Des programmes d'actions vont être mis en place, qui permettront de réunir autour d'une même table tous les acteurs concernés. Ils devraient commencer en 2006 et s'attacheront à trouver l'origine de la pollution. "Aucun site industriel ne sera oublié, même ceux qui ne paient pas la redevance, c'est-à-dire ceux qui ont des rejets peu importants", affirme le responsable de service de l'agence. Ces programmes vont aussi consister à mettre en oeuvre des dispositifs pour neutraliser les polluants. Toutefois, l'agence pense proposer et aider financièrement les industriels à construire des stations d'épuration plus performantes. Un problème demeure: les mines en amont du cours d'eau qui semblent être à responsable défaillant. Aucun exploitant n'est en effet clairement identifié pour payer des travaux de dépollution. Elles devraient donc être le problème de l'Etat.

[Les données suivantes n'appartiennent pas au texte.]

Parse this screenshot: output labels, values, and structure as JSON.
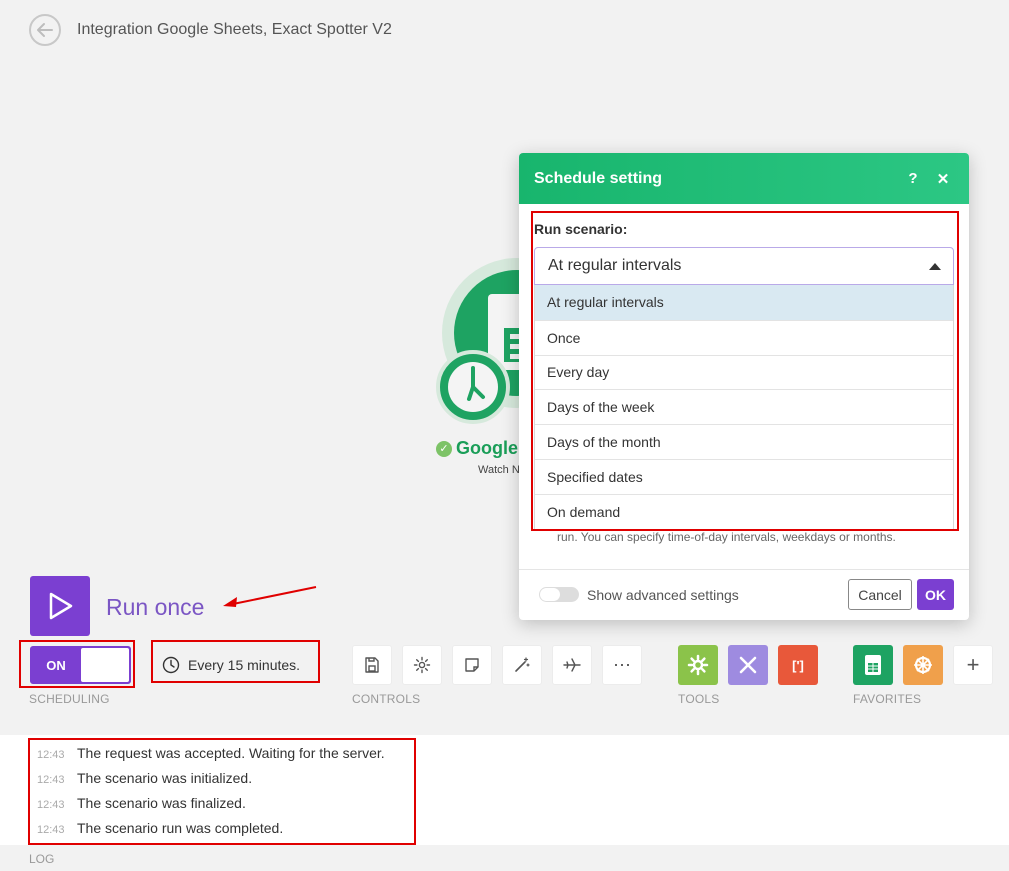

Une étude de l'Institut national de veille sanitaire (INVS), publiée le 25 février, s'est attachée aux risques sanitaires encourus par les consommateurs des produits de la pêche des cours d'eau pollués. Elle fait souvent référence au Gave de Pau. Mais les actions menées pour la restauration de l'écosystème ne devraient pas avoir de résultats tangibles avant plusieurs années.